We are interested in connections between the theory of fractal sets obtained as attractors of iterated function systems and process calculi. To this end, we reinterpret Milner's expressions for processes as contraction operators on a complete metric space. When the space is, for example, the plane, the denotations of fixed point terms correspond to familiar fractal sets. We give a sound and complete axiomatization of fractal equivalence, the congruence on terms consisting of pairs that construct identical self-similar sets in all interpretations.

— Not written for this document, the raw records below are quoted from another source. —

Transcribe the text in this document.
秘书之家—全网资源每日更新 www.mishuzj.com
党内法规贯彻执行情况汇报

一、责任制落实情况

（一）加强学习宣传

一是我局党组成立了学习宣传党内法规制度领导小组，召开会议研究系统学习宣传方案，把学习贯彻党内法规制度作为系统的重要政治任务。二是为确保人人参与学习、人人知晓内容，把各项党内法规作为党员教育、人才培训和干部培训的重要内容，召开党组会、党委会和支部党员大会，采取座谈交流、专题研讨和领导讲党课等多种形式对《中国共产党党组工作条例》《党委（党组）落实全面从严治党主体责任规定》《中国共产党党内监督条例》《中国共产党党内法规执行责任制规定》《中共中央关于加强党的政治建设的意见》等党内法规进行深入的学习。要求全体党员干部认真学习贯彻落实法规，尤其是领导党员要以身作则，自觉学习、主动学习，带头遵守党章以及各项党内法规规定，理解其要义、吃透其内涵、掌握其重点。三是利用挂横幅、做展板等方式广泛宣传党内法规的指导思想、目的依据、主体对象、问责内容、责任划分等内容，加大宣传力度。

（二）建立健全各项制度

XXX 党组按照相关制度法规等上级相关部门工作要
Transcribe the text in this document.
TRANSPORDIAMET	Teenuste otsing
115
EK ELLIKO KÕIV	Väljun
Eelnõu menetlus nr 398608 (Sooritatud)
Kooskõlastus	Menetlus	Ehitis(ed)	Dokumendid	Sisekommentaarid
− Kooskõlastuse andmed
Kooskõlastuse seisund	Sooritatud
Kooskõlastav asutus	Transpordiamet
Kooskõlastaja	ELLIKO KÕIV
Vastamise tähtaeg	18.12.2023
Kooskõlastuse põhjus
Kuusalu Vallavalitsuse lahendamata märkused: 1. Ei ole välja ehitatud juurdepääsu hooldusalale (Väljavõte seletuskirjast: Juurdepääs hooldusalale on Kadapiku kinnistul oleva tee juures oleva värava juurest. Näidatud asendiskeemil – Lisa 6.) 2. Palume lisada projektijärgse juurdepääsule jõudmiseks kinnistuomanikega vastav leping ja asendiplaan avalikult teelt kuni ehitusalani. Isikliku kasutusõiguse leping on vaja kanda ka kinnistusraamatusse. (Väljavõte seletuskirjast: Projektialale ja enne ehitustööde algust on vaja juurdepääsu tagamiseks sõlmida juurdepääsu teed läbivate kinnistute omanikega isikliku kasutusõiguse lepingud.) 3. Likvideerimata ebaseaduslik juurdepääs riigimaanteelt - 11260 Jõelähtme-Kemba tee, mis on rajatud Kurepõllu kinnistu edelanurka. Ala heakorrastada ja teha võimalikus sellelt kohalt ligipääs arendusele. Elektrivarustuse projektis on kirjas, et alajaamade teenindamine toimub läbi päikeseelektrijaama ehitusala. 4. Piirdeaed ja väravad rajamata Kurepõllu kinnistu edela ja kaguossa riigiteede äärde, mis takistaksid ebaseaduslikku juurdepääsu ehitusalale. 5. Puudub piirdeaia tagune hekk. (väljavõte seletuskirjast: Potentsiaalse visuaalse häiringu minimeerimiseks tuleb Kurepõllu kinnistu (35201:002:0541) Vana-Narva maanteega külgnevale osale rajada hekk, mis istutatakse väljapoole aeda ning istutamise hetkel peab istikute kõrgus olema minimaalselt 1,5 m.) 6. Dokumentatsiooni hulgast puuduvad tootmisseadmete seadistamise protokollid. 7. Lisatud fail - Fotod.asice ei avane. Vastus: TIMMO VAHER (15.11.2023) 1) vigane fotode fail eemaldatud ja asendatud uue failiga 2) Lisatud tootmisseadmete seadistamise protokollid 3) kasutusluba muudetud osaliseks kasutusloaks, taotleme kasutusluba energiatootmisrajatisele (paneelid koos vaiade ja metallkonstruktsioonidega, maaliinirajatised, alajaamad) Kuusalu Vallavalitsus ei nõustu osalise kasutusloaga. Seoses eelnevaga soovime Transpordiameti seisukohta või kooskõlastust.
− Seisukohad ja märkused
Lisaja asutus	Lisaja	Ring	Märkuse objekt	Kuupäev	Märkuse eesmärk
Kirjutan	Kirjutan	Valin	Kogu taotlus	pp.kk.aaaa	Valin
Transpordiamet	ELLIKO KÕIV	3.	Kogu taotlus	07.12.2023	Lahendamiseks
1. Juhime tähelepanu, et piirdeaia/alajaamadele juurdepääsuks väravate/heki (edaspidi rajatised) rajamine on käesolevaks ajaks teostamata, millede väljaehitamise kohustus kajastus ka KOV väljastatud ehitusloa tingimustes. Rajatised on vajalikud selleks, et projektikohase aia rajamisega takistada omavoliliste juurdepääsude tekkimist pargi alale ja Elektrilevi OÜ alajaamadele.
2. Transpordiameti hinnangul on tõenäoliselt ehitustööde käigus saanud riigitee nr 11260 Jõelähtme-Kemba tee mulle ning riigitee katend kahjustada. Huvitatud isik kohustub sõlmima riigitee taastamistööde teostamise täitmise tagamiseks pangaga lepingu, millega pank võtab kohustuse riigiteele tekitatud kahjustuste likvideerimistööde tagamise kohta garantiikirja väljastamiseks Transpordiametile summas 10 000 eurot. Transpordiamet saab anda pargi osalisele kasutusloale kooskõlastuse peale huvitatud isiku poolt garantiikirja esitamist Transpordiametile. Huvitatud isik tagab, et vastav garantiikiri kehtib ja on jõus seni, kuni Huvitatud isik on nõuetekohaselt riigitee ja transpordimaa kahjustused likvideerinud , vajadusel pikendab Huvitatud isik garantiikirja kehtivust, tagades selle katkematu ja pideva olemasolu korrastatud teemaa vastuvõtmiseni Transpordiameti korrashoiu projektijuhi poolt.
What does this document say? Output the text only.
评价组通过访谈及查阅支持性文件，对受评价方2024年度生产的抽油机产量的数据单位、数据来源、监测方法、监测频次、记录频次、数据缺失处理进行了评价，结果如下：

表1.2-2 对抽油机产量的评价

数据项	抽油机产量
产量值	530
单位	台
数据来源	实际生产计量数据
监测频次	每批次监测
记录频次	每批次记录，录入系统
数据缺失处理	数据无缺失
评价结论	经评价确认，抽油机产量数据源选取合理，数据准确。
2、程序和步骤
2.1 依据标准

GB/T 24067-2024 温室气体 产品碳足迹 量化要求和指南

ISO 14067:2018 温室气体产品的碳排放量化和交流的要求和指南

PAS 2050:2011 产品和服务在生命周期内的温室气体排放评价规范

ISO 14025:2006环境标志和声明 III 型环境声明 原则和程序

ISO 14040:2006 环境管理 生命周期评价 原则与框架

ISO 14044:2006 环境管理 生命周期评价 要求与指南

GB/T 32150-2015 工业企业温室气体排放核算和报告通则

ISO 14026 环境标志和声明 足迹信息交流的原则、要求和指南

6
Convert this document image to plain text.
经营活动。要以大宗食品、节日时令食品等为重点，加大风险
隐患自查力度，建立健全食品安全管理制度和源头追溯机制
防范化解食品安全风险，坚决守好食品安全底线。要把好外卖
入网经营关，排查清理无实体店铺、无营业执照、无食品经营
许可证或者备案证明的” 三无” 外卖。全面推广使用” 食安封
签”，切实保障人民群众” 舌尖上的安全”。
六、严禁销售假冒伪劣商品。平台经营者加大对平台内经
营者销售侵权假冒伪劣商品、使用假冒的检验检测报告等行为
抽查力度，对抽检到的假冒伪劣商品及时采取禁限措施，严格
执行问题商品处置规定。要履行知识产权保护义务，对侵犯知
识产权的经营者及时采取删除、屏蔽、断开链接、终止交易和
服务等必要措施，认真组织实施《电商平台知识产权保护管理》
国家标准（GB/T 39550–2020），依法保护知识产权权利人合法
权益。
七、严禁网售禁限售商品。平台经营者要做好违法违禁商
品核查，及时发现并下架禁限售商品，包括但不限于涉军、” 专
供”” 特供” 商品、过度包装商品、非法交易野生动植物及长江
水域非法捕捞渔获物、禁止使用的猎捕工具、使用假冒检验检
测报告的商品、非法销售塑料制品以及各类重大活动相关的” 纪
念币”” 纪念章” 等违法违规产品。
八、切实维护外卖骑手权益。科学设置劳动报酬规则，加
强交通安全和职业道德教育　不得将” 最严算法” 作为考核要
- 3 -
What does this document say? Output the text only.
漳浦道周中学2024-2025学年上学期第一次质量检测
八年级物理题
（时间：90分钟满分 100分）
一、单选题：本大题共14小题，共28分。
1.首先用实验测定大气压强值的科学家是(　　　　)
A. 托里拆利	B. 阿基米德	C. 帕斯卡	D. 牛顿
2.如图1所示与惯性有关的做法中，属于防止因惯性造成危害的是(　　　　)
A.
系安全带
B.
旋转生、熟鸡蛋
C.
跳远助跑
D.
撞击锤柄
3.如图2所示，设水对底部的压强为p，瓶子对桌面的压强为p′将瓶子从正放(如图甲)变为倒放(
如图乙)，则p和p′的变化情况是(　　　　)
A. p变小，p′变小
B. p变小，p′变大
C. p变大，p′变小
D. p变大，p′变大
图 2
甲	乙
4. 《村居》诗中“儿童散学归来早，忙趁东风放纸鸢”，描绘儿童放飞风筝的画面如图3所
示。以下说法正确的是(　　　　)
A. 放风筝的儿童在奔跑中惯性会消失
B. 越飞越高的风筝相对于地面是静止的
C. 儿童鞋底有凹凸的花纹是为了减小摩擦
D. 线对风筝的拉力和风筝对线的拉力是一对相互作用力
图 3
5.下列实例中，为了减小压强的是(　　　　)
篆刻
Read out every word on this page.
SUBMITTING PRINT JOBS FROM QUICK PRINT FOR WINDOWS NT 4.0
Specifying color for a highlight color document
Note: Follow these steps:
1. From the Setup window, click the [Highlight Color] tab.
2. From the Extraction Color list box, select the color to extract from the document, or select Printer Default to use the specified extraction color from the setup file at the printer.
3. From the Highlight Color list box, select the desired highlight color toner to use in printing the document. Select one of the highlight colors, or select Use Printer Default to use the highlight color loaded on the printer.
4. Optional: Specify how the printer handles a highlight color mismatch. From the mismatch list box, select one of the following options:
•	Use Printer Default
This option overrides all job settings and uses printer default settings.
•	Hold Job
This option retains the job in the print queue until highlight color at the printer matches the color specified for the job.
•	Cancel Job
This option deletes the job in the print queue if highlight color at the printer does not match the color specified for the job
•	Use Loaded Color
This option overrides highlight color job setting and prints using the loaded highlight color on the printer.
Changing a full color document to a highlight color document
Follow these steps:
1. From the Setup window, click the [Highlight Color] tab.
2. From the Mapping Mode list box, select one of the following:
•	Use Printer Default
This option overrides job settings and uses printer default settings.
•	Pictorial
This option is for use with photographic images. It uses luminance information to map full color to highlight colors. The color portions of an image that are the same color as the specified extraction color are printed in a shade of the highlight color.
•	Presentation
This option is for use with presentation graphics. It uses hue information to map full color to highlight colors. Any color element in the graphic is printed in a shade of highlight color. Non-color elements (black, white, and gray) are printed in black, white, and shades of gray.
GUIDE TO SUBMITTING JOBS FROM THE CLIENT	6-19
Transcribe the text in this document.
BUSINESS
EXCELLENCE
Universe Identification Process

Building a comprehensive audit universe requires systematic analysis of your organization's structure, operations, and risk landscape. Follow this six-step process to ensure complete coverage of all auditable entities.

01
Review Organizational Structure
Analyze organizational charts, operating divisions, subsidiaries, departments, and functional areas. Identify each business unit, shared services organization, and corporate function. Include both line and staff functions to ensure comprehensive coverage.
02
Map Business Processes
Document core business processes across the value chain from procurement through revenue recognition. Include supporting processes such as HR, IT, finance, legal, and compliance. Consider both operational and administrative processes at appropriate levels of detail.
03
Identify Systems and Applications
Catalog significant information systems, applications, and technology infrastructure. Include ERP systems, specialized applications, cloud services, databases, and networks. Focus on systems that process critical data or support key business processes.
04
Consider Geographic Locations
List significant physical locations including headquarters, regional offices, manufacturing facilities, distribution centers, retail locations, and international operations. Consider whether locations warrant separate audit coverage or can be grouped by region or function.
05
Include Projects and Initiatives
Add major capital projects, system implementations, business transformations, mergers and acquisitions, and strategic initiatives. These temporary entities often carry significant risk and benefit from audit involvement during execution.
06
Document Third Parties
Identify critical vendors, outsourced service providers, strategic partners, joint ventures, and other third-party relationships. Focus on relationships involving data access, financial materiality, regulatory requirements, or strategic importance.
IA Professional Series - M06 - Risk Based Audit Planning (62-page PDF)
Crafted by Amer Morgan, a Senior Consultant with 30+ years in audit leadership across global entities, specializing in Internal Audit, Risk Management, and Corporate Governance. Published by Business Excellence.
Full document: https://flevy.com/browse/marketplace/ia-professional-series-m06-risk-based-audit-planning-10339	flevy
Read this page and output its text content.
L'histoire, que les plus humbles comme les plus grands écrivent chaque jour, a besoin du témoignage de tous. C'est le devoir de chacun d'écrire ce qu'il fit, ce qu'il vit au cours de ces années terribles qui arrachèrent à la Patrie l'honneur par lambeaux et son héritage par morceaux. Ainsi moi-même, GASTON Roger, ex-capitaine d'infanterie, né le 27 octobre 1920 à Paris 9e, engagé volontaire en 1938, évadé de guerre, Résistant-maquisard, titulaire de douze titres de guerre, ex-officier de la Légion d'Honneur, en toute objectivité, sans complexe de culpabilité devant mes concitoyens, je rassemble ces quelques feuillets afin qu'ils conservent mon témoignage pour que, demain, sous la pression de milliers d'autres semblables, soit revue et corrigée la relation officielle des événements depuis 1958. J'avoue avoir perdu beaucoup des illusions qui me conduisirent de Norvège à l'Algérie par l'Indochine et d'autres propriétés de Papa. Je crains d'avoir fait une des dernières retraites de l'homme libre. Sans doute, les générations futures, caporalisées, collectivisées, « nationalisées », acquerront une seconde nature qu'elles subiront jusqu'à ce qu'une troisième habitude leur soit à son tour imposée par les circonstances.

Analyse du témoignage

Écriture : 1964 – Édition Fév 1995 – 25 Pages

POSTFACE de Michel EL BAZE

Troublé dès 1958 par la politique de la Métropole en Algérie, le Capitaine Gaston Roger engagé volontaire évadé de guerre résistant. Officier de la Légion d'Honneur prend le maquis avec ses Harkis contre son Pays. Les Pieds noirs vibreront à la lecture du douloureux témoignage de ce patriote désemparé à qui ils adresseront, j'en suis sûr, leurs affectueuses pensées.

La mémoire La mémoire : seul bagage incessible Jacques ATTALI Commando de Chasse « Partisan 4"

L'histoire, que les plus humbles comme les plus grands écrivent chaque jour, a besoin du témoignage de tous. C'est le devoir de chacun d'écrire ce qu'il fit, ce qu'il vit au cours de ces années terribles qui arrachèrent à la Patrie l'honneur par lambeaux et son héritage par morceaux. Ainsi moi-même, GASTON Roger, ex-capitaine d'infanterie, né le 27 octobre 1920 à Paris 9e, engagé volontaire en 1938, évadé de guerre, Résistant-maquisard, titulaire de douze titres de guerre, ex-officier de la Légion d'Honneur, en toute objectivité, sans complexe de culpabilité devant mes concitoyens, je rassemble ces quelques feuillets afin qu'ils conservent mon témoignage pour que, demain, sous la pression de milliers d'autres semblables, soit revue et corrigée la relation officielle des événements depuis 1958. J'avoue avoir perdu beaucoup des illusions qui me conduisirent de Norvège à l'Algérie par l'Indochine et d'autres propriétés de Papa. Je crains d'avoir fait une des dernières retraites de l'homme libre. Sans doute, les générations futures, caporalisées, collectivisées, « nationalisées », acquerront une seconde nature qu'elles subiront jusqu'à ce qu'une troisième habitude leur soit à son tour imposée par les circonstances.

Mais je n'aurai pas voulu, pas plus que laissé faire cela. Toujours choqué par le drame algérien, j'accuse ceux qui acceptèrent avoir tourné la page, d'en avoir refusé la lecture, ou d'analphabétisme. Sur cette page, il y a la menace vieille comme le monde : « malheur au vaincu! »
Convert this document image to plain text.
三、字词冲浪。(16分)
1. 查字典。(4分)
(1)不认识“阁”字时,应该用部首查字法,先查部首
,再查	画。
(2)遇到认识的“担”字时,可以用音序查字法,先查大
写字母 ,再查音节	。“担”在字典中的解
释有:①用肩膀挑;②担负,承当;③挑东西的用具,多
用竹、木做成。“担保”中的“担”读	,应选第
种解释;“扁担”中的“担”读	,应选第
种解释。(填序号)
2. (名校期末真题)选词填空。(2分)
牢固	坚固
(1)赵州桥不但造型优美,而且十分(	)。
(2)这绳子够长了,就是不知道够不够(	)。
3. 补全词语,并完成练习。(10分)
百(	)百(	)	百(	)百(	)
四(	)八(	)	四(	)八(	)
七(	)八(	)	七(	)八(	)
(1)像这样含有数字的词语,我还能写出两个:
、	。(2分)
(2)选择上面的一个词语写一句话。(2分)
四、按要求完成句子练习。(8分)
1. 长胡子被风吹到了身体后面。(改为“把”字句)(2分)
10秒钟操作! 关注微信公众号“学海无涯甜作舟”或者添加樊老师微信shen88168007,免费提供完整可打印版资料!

We further make connections to labelled Markov chains and to invariant measures. In all of this work, we use important results from process calculi. For example, we use Rabinovich's completeness theorem for trace equivalence in our own completeness theorem. In addition to our results, we also raise several questions related to both fractals and process calculi.

翻译：本文关注迭代函数系统吸引子所得到的分形集理论与进程演算之间的联系。为此，我们将米尔纳对进程的表达式重新解释为完备度量空间上的收缩算子。当空间为平面时，不动点项的含义对应于常见的分形集。我们给出了分形等价关系的完备公理化系统，该等价关系是项上的同余关系，包含在所有解释中构造相同自相似集的项对。此外，我们建立了与标号马尔可夫链及不变测度之间的联系。在整个工作中，我们利用了进程演算的重要结果。例如，在证明完备性定理时，我们应用了拉宾诺维奇关于迹等价的完备性定理。除所获成果外，我们还提出了若干与分形及进程演算相关的问题。